In: Accounting
Financial Statement Display of AFS Debt Securities. A company buys debt securities at a par value of $200,000 and designates them as AFS securities. At the end of the year, the company still holds the securities, but their fair value has declined to $160,000. For each circumstance below indicate where the loss, if any, is reported, and how the investment is displayed on the company’s year-end balance sheet. a. The company intends to sell the securities before the loss in value is recovered. b. The company does not intend to sell the securities before the loss in value is recovered and 1. The loss id determined to be entirely an expected credit loss. 2. The loss is $35,000 credit-related and $5,000 market- related.
Followings are the treatment of loss under each circumstances:
a. If the company intends to sell the securities before the loss in the value is recovered:
Recognize the difference between fair value and amortized cost (i.e. $40,000) as a loss in the income statement and the investment is displayed on the company's year end balance sheet at its fair value.

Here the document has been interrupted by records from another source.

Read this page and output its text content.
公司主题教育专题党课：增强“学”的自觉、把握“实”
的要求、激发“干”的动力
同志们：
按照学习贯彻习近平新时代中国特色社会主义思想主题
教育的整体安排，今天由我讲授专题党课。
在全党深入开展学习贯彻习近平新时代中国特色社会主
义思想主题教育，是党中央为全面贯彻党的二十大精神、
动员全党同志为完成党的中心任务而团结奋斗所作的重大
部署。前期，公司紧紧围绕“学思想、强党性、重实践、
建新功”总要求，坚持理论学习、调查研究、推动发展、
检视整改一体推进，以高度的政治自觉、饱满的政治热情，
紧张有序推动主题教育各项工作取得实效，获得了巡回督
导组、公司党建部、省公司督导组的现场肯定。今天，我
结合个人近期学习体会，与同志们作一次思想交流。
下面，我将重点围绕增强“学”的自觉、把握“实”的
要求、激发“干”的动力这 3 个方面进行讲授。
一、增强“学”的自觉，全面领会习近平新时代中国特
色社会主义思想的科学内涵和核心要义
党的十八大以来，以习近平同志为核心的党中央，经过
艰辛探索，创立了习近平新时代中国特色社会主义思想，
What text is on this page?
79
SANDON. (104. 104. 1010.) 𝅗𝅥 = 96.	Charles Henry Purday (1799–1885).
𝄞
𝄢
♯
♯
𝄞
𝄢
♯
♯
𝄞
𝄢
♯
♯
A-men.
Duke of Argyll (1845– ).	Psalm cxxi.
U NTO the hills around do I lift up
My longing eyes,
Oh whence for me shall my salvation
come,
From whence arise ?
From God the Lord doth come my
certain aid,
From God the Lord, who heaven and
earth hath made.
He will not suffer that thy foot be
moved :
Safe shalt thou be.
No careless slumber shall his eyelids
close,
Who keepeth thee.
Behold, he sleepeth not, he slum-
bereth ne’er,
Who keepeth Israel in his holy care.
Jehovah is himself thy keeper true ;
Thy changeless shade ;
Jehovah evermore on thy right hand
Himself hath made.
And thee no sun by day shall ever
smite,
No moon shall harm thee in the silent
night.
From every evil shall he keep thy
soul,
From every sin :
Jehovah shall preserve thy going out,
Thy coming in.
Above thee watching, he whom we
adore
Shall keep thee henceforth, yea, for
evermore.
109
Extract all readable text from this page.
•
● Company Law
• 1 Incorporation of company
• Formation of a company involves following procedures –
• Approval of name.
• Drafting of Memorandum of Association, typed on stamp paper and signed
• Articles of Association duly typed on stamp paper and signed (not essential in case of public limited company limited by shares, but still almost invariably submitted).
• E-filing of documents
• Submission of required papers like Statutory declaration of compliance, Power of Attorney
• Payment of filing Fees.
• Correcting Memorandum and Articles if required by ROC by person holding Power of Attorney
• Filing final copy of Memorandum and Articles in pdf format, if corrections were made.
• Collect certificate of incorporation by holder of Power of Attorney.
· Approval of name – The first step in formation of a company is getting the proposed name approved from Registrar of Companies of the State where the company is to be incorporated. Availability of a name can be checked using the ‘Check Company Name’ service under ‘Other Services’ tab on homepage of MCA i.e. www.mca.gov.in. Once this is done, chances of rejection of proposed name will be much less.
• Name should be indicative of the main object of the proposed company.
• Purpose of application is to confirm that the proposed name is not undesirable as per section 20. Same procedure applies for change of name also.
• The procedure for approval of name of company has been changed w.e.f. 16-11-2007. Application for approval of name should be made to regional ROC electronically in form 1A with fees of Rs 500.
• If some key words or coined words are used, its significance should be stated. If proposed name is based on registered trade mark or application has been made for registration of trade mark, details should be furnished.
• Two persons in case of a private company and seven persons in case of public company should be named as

b. If the company does not intends to sell the securities before the loss in the value is recovered:
1. If the entire loss is expected credit loss:
Recognize the entire loss of $40,000 in the income statement and the investment is displayed on the company's year end balance sheet at its fair value of $1,60,000.
2. If $ 35,000 is credit loss and $ 5,000 is a market loss:
Recognize the loss of $35,000 in the income statement. Recognize loss of $5,000 in Unrealized gain/loss Other Comprehensive Income. The investment is displayed on the company's year end balance sheet at $1,65,000 (i.e. $2,00,000-$35,000).